Дело в том, что в воздушных испытаниях значительные погрешности методик, связанных с измерением проникающих излучений, возникали из-за низкой точности определения координат места взрыва и из-за сильного влияния рассеяния излучения воздухом на точность измерений. В подземных же условиях геометрическое положение изделия в момент взрыва строго фиксировано. С помощью коллиматоров — пустотелых труб в сплошном грунте — стало возможным наблюдать даже интересующий нас узел специзделия, а по времени пролёта известного расстояния до детекторов — отбирать нужный вид излучения.
Первый подземный взрыв 1961 года по своей постановке проводился в какой-то степени аналогично воздушным: приборные сооружения с регистрирующей аппаратурой располагались рядом с детекторами излучений, т. е. глубоко под землёй и недалеко от основной защитной забивки. Это исходило из требований применения, как и в воздушных опытах, коротких соединительных кабелей между детекторами и регистраторами.

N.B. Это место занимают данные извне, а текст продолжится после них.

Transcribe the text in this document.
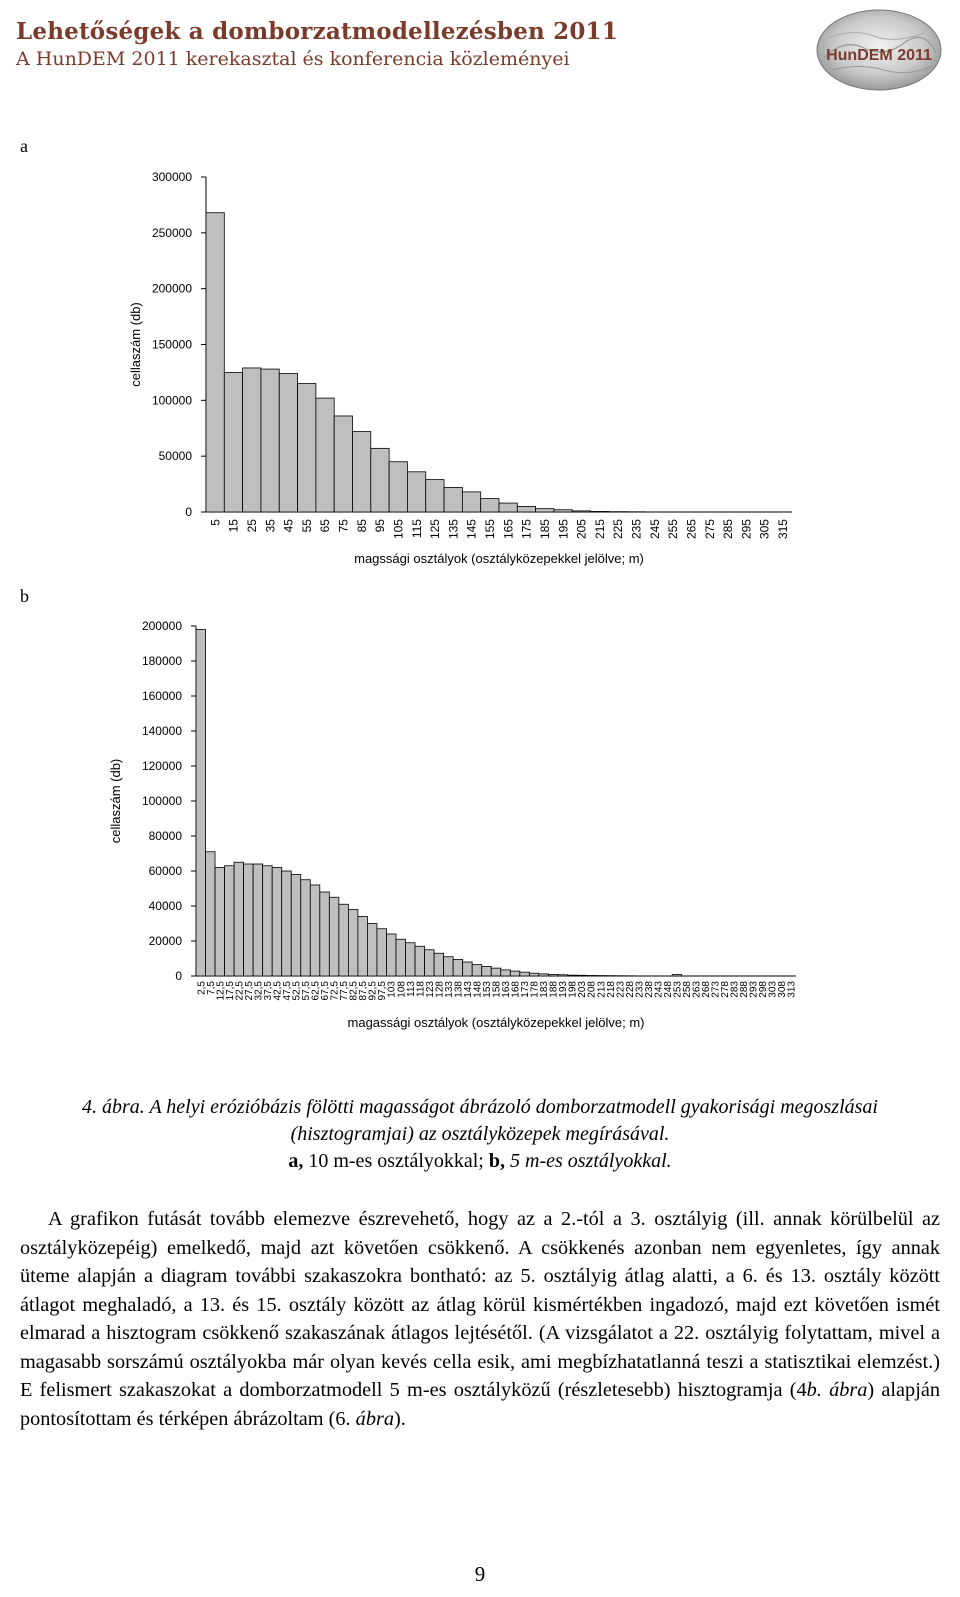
Lehetőségek a domborzatmodellezésben 2011
A HunDEM 2011 kerekasztal és konferencia közleményei	HunDEM 2011
a
0
50000
100000
150000
200000
250000
300000
5 15 25 35 45 55 65 75 85 95 105 115 125 135 145 155 165 175 185 195 205 215 225 235 245 255 265 275 285 295 305 315
magssági osztályok (osztályközepekkel jelölve; m)
cellaszám (db)
b
0
20000
40000
60000
80000
100000
120000
140000
160000
180000
200000
2,5
7,5
12,5
17,5
22,5
27,5
32,5
37,5
42,5
47,5
52,5
57,5
62,5
67,5
72,5
77,5
82,5
87,5
92,5
97,5
103
108
113
118
123
128
133
138
143
148
153
158
163
168
173
178
183
188
193
198
203
208
213
218
223
228
233
238
243
248
253
258
263
268
273
278
283
288
293
298
303
308
313
magassági osztályok (osztályközepekkel jelölve; m)
cellaszám (db)
4. ábra. A helyi erózióbázis fölötti magasságot ábrázoló domborzatmodell gyakorisági megoszlásai (hisztogramjai) az osztályközepek megírásával.
a, 10 m-es osztályokkal; b, 5 m-es osztályokkal.

A grafikon futását tovább elemezve észrevehető, hogy az a 2.-tól a 3. osztályig (ill. annak körülbelül az osztályközepéig) emelkedő, majd azt követően csökkenő. A csökkenés azonban nem egyenletes, így annak üteme alapján a diagram további szakaszokra bontható: az 5. osztályig átlag alatti, a 6. és 13. osztály között átlagot meghaladó, a 13. és 15. osztály között az átlag körül kismértékben ingadozó, majd ezt követően ismét elmarad a hisztogram csökkenő szakaszának átlagos lejtésétől. (A vizsgálatot a 22. osztályig folytattam, mivel a magasabb sorszámú osztályokba már olyan kevés cella esik, ami megbízhatatlanná teszi a statisztikai elemzést.) E felismert szakaszokat a domborzatmodell 5 m-es osztályközű (részletesebb) hisztogramja (4b. ábra) alapján pontosítottam és térképen ábrázoltam (6. ábra).

9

И в первых же опытах возникли трудности в доступе людей после взрыва в приборные боксы для извлечения фотоплёнок с результатами измерений. Кроме того, возникла возможность полной потери информации из-за засвечивания фотоплёнок просачивающейся в приборные боксы радиацией, не говоря уж о радиоактивном облучении людей, снимавших фотоплёнки. Поэтому одной из главных задач сектора в начале систематических подземных испытаний стал перевод приборных сооружений из штольни на дневную поверхность с использованием более длинных соединительных кабелей.

Наш опыт в осциллографировании с помощью ЛСО-1 и аппаратуры РГ, а также, косвенно, при работе с временными анализаторами показывал, что более информативной и удобной для пользователя является импульсная характеристика как реакция на бесконечно короткий сигнал на входе кабеля. Используя расчётные (на основе данных из справочников) и экспериментальные импульсные характеристики, нам удалось показать физикам-измерителям, что передача информации с детекторов на регистраторы может быть обеспечена при значительно большей длине кабелей. После этого практически всю регистрирующую аппаратуру стали размещать у устья штольни.